Personal information
- Full name: Robert Stevenson
- Born: 14 June 1976 (age 49)
- Original teams: Taylors Lakes (EDFL) Western Jets (TAC)
- Draft: 19th, 1993 AFL draft
- Height: 188 cm (6 ft 2 in)
- Weight: 82 kg (181 lb)
- Position: Defender

Playing career^{1}
- Years: Club / Games (Goals)
- 1994–1997: Essendon / 11 (0)
- 1998: Western Bulldogs / 0 (0)
- ^{1} Playing statistics correct to the end of 1997.

= Robert Stevenson (Australian footballer) =

Australian rules footballer

Robert Stevenson (born 14 June 1976) is a former Australian rules footballer who played with Essendon in the Australian Football League (AFL).

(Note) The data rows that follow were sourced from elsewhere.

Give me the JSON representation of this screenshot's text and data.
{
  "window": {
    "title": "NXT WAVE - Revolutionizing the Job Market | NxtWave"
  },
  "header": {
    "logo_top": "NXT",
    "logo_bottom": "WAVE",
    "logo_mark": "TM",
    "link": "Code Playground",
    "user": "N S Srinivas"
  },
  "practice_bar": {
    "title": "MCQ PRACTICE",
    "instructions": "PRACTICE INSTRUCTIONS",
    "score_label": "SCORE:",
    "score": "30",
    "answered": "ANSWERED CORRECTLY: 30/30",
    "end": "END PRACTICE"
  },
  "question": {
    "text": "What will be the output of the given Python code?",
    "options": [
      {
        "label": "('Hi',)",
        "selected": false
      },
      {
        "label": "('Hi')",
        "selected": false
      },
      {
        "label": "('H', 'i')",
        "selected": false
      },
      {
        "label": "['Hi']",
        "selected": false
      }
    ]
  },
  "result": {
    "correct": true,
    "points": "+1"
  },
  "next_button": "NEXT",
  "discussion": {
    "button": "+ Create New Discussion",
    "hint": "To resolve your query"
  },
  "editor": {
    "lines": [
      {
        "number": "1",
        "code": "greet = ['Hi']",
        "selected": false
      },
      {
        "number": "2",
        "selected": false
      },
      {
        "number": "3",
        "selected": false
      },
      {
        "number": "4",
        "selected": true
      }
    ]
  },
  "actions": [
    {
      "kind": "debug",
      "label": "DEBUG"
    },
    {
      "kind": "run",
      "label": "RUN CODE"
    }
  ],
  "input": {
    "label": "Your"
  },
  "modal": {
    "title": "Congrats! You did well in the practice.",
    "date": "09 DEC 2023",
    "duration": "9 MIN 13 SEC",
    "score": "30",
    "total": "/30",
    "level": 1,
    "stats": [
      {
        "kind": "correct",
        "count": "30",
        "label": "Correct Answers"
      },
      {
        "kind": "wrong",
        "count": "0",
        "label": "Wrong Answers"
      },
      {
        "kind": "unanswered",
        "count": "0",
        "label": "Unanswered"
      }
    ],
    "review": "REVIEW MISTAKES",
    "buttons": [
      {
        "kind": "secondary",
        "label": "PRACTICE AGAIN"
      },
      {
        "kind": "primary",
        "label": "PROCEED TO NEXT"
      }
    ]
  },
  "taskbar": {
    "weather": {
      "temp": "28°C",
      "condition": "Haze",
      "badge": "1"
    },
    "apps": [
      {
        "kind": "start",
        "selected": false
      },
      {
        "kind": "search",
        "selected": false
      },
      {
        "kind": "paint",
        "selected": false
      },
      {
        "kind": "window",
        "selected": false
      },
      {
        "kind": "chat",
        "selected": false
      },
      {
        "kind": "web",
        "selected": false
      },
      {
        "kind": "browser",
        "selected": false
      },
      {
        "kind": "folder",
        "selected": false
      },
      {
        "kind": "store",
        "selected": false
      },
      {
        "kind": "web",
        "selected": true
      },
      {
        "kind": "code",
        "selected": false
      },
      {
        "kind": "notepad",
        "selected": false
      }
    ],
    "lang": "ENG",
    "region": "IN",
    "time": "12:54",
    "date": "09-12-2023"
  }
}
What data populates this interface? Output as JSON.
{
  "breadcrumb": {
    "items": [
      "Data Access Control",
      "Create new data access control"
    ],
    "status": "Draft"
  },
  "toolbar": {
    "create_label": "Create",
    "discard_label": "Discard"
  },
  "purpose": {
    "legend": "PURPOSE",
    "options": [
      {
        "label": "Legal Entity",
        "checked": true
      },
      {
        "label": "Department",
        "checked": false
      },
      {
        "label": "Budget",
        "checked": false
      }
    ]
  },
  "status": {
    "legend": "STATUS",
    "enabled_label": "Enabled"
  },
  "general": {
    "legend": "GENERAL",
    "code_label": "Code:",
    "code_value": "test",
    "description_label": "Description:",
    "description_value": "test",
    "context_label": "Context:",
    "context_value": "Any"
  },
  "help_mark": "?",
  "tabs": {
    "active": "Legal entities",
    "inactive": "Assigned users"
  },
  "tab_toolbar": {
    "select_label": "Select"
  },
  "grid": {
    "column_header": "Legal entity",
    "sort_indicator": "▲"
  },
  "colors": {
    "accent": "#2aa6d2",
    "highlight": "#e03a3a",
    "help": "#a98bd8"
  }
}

A key defender, Stevenson was just 17 when he debuted in the opening round of the 1994 AFL season. The Western Jets recruit made a total of six appearances that year and was also a member of the Essendon team which won the 1994 Foster's Cup. He didn't feature in the 1995 and 1996 seasons and it was not until round 18 of the 1997 season that he got another chance in the seniors.

He nominated for the 1997 AFL draft and was picked up by the Western Bulldogs with the 47th selection. They were hoping he could play as a fullback but he didn't end up playing an AFL game for them.